I have a question about standard deviation, I got the values 2.15, 13.6, 34.1 supposedly for the first second and third standard deviation?

I'm trying to figure out how to calculate them based of the market profile. I'm not sure but I suppose it would be a deviation from the POC?

btw, is the VAH and VAL second or is it first standard deviation? this is a bit interesting because apparently,

if we get through a 3:rd deviation there is a 35% chance to get to the 4:th, meaning also a 65% chance of a reversal.

if we get through the 4:th deviation, there is a 80% chance to get to the 5:th deviation

if we get though the 5:th deviation, there is a 100% to get all the way up to the 9:th deviation.

good stuff, the question is, how to implement it together with the Value area and market auction theory?

I'm thinking about creating deviation lines on top of the MP. ideas please.

I'm trying to figure out how to calculate them based of the market profile.
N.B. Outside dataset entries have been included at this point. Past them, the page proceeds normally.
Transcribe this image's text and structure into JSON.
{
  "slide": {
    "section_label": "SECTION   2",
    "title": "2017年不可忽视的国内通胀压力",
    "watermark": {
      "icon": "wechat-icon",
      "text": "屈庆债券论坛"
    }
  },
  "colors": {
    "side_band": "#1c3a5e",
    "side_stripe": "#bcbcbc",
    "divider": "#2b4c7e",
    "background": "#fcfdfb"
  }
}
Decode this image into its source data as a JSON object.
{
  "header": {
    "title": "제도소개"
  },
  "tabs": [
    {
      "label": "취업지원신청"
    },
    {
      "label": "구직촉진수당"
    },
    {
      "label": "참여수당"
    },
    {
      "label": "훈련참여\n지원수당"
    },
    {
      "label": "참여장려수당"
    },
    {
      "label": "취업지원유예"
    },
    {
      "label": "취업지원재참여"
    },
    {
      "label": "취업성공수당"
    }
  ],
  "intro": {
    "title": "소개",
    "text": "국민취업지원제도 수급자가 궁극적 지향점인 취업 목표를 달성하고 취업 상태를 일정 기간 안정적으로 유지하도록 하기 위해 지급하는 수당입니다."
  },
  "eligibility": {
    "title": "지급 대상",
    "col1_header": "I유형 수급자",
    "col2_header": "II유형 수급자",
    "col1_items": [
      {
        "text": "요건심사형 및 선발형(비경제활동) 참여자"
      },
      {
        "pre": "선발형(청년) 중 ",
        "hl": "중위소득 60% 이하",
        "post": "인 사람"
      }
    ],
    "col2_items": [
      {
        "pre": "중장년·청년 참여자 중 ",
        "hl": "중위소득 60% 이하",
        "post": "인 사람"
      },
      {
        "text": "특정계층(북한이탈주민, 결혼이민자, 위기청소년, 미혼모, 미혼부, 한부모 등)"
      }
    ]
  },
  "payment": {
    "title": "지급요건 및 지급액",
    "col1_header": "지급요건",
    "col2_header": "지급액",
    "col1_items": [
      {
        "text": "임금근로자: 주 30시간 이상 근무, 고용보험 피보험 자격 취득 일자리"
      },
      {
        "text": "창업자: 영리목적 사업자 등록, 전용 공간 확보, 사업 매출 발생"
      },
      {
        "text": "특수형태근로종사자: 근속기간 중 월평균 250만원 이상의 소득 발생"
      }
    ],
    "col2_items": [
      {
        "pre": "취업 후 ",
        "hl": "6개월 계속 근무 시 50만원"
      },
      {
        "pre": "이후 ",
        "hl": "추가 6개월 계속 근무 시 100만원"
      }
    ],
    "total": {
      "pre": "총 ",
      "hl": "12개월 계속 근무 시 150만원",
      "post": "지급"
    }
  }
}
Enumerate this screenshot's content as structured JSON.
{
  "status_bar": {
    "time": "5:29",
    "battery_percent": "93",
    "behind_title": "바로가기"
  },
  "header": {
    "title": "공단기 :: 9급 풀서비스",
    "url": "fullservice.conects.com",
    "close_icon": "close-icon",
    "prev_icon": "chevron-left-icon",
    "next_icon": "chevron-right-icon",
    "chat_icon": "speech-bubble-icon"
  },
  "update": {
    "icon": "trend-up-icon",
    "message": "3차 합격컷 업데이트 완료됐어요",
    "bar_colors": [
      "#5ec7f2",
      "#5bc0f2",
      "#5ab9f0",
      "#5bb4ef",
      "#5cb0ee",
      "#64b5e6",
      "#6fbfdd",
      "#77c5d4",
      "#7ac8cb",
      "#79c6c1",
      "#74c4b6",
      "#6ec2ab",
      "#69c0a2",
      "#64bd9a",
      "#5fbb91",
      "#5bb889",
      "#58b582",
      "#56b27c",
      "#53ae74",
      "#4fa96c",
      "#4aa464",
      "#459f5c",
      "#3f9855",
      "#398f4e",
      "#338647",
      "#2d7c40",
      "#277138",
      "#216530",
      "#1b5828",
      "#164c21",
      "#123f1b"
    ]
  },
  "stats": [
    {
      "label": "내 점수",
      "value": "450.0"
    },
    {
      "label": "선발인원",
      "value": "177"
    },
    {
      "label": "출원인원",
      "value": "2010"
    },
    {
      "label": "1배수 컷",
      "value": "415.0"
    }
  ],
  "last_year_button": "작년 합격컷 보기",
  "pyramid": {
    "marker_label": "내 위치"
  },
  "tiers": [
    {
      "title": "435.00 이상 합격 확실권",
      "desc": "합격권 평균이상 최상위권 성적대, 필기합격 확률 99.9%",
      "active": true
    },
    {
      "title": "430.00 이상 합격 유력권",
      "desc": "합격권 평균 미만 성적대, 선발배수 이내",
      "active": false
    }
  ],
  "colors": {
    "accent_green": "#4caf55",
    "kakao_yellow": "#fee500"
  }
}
I'm not sure but I suppose it would be a deviation from the POC?

btw, is the VAH and VAL second or is it first standard deviation? this is a bit interesting because apparently,

if we get through a 3:rd deviation there is a 35% chance to get to the 4:th, meaning also a 65% chance of a reversal.

if we get through the 4:th deviation, there is a 80% chance to get to the 5:th deviation

if we get though the 5:th deviation, there is a 100% to get all the way up to the 9:th deviation.

good stuff, the question is, how to implement it together with the Value area and market auction theory?

I'm thinking about creating deviation lines on top of the MP. ideas please.

Bulls are stupid Animals!especially when Im short!